Impactos ambientais do consumo no século XXI
Enviada em 15/03/2019
O modelo de desenvolvimento econômico vigente na sociedade contemporânea ainda não conseguiu dialogar cabalmente com ideais de sustentabilidade. O impacto ambiental é algo notório do capitalismo e o consumo apresenta-se como motor desse sistema. Á vista disso, compreende-se que há um desequilíbrio na relação meio ambiente e consumismo.
A priori, a Constituição Federal afirmar que quando existir conflitos entre os interesses ambientais e econômicos, o primeiro deve prevalecer, no entanto, a realidade ilegítima esse regulamento. Isso se observa, por exemplo, pelo avanço da agropecuária de forma insustentável na Amazônia e a poluição do rio Tietê, o qual banha a cidade com maior desenvovilmento industrial. Dessarte, a socieadade se acostumou a promover o desmamento, poluição dos rios, aumentar a produção de resíduos e a lançar gases poluentes à atmosfera, se o propósito final impulsionasse o seu desenvolvimento econômico.
Contudo, segundo o economista Adam Smith, " o consumo é a única finalidade e o único objetivo da produção", consequentemente, por detrás dos desequilíbrios ambientais existe uma sociedade consumista. Além disso, conforme o pensamento do filósofo Zygmunt Bauman, " vivemos em tempos líquidos, nada foi feito para durar", pois, ao analisar o corpo social, percebe-se que para esse, qualquer produto torna-se obsoleto de forma rápida. Desse jeito, o consumismo demonstra ser inerente à população hodierna, mas em contrapartida, os impactos ambientais também.

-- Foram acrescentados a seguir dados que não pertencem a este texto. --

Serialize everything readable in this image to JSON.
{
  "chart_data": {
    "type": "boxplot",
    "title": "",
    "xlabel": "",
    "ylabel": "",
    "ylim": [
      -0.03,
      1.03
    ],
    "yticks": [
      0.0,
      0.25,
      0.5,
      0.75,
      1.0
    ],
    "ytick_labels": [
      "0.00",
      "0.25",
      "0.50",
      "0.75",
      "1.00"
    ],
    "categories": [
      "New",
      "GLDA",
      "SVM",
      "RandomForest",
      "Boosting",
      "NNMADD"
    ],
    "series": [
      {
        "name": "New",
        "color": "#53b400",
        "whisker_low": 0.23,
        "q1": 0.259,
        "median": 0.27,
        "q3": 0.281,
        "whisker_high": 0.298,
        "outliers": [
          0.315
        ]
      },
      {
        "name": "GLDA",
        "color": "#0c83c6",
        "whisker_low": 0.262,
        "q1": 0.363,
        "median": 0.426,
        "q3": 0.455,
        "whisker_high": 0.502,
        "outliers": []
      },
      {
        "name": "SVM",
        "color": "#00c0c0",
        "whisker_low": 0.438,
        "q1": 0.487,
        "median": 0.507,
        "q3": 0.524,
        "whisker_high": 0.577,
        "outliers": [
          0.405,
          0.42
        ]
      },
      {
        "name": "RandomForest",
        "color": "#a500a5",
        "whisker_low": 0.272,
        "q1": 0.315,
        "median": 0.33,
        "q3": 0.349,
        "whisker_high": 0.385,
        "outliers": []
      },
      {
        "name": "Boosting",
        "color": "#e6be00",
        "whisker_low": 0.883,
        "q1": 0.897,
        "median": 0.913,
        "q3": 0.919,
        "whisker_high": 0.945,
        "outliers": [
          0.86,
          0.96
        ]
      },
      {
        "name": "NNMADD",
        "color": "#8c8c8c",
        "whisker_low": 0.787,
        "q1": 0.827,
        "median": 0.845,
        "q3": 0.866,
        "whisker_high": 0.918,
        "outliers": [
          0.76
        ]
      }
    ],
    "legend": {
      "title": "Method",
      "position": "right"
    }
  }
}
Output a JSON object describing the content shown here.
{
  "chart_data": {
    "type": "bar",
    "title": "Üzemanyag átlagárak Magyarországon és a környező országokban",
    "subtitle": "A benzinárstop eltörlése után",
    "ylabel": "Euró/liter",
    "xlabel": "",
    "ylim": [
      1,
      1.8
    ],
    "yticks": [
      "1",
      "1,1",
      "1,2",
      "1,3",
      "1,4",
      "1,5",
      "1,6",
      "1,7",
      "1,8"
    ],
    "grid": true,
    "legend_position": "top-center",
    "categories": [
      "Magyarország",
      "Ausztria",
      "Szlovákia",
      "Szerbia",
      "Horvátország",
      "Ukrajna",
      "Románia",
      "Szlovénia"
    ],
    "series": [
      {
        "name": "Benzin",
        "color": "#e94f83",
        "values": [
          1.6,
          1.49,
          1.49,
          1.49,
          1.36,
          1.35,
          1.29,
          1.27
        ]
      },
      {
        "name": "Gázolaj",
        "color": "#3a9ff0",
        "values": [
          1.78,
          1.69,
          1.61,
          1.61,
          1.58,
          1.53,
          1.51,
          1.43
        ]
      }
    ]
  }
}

Logo, para intervir nesse quadro de impactos ambientais decorrente do consumo no século XXI, faz necessário um Estado mais ativo em suas ações com objetivo de validar as suas leis, principalmente, em relação a preservação dos interreses ambientais. Para tanto, cabe a esse órgão estimular as empresas, por meio de incentivo fiscais, a promoverem a sustentabilidade, por meio da reciclagem, otimização dos recursos hídricos e a diminuição da emissão de gases poluentes. Ademais, cabe ao Ministério da Saúde em parceria com as ONGs executarem campanhas e propaganadas vinculadas nas mídias sobre a inevitabilidade do consumo responsável para atenuar os impactos ambientais, a fim de que consiga construir uma sociedade mais consiente e crítica de suas ações.